Ihre Anfrage:
Liebes New-Garden-Team,
Die Blätter sind bei zwei von drei gepflanzten Sumpfeichen gelb verfärbt. Im vergangenen Jahr war es bereits ähnlich: Zunächst wurden die Blätter gelb, anschließend sind sie vertrocknet. Die dritte Sumpfeiche hingegen sieht gesund aus und zeigt ein schönes, kräftiges Grün.
Der Boden rund um die Bäume ist mit Hackschnitzeln abgedeckt, und die Sumpfeichen werden regelmäßig bewässert. Auch Eisendünger habe ich bereits ausprobiert, allerdings scheint das Problem weiterhin zu bestehen.
Ist dieses Symptom bei Sumpfeichen bekannt, und welche Ursache könnte dahinterstecken? Was kann ich tun, damit sich die betroffenen Bäume wieder erholen?
Vielen Dank für Ihre Hilfe,
Ein Kunde der Baumschule NewGarden
Unsere Antwort:
Sehr geehrter Kunde,
vielen Dank für Ihre Nachricht. Gelbe Blätter an einer Sumpfeiche, botanisch Quercus palustris, können verschiedene Ursachen haben. Da bei Ihnen nur zwei von drei Bäumen betroffen sind und die dritte Sumpfeiche weiterhin schön grün ist, lohnt sich ein genauer Blick auf den jeweiligen Standort, die Bodenverhältnisse und den unmittelbaren Wurzelbereich der betroffenen Gehölze.
Bitte überprüfen Sie zunächst den pH-Wert des Bodens. Für Quercus palustris liegt der ideale pH-Wert ungefähr zwischen 5 und 6. Die Sumpfeiche bevorzugt also eher saure bis leicht saure Böden. Ist der Boden zu kalkhaltig oder liegt der pH-Wert deutlich höher, können Nährstoffe, insbesondere Eisen, für die Pflanze schlechter verfügbar sein. Auch wenn bereits Eisendünger ausgebracht wurde, kann es sein, dass dieser bei einem ungünstigen pH-Wert nicht ausreichend aufgenommen werden kann.
Darüber hinaus sollten Sie kontrollieren, ob die Schicht aus Hackschnitzeln eventuell zu dick aufgetragen wurde. Eine Mulchschicht kann grundsätzlich sinnvoll sein, weil sie den Boden vor Austrocknung schützt und die Bodenfeuchtigkeit gleichmäßiger hält. Wird sie jedoch zu stark aufgebracht, insbesondere direkt am Stamm beziehungsweise im Bereich des Wurzelhalses, kann dies problematisch werden. Eine zu dicke Mulch- oder Hackschnitzelschicht im Wurzelhalsbereich kann Staunässe, Sauerstoffmangel oder Fäulnis begünstigen und im ungünstigen Fall sogar zum Absterben des Gehölzes führen.
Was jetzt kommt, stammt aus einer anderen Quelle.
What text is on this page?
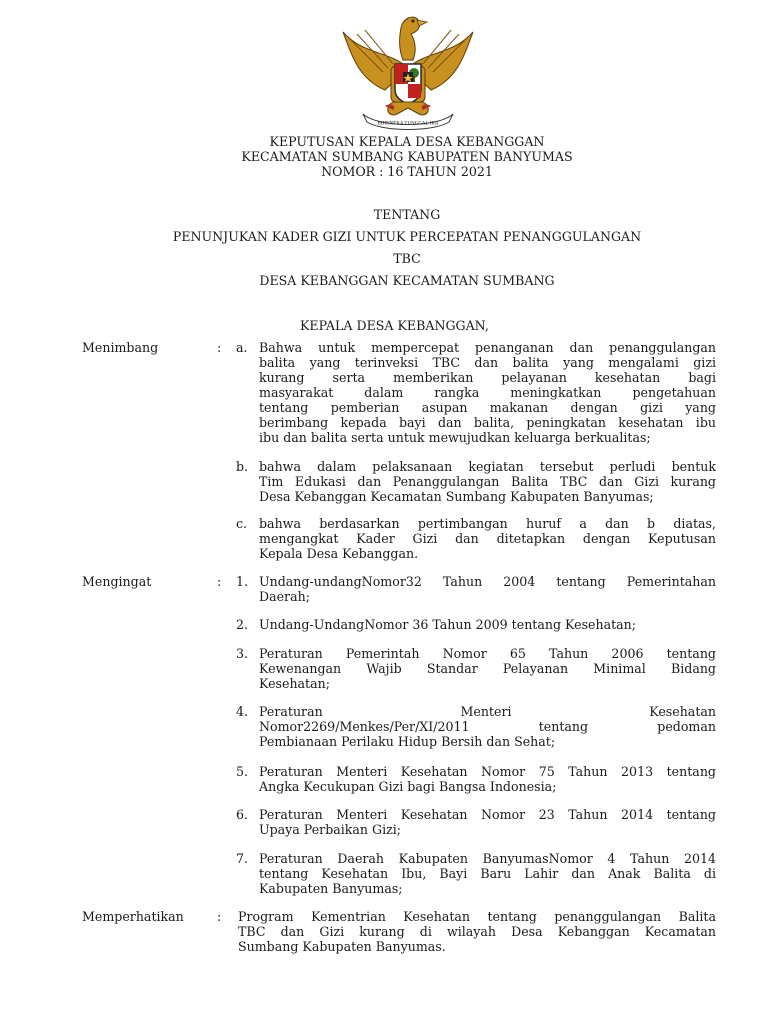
BHINNEKA TUNGGAL IKA
KEPUTUSAN KEPALA DESA KEBANGGAN
KECAMATAN SUMBANG KABUPATEN BANYUMAS
NOMOR : 16 TAHUN 2021
TENTANG
PENUNJUKAN KADER GIZI UNTUK PERCEPATAN PENANGGULANGAN
TBC
DESA KEBANGGAN KECAMATAN SUMBANG
KEPALA DESA KEBANGGAN,
Menimbang	: a. Bahwa untuk mempercepat penanganan dan penanggulangan
balita yang terinveksi TBC dan balita yang mengalami gizi
kurang serta memberikan pelayanan kesehatan bagi
masyarakat dalam rangka meningkatkan pengetahuan
tentang pemberian asupan makanan dengan gizi yang
berimbang kepada bayi dan balita, peningkatan kesehatan ibu
ibu dan balita serta untuk mewujudkan keluarga berkualitas;
b. bahwa dalam pelaksanaan kegiatan tersebut perludi bentuk
Tim Edukasi dan Penanggulangan Balita TBC dan Gizi kurang
Desa Kebanggan Kecamatan Sumbang Kabupaten Banyumas;
c. bahwa berdasarkan pertimbangan huruf a dan b diatas,
mengangkat Kader Gizi dan ditetapkan dengan Keputusan
Kepala Desa Kebanggan.
Mengingat	: 1. Undang-undangNomor32 Tahun 2004 tentang Pemerintahan
Daerah;
2. Undang-UndangNomor 36 Tahun 2009 tentang Kesehatan;
3. Peraturan Pemerintah Nomor 65 Tahun 2006 tentang
Kewenangan Wajib Standar Pelayanan Minimal Bidang
Kesehatan;
4. Peraturan Menteri Kesehatan
Nomor2269/Menkes/Per/XI/2011 tentang pedoman
Pembianaan Perilaku Hidup Bersih dan Sehat;
5. Peraturan Menteri Kesehatan Nomor 75 Tahun 2013 tentang
Angka Kecukupan Gizi bagi Bangsa Indonesia;
6. Peraturan Menteri Kesehatan Nomor 23 Tahun 2014 tentang
Upaya Perbaikan Gizi;
7. Peraturan Daerah Kabupaten BanyumasNomor 4 Tahun 2014
tentang Kesehatan Ibu, Bayi Baru Lahir dan Anak Balita di
Kabupaten Banyumas;
Memperhatikan	: Program Kementrian Kesehatan tentang penanggulangan Balita
TBC dan Gizi kurang di wilayah Desa Kebanggan Kecamatan
Sumbang Kabupaten Banyumas.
Achten Sie daher besonders darauf, dass der Wurzelhals frei bleibt und nicht dauerhaft von Hackschnitzeln bedeckt ist. Der Bereich direkt um den Stamm sollte möglichst luftig sein, damit keine Feuchtigkeit am Stammfuß steht und sich keine schädlichen Bedingungen entwickeln.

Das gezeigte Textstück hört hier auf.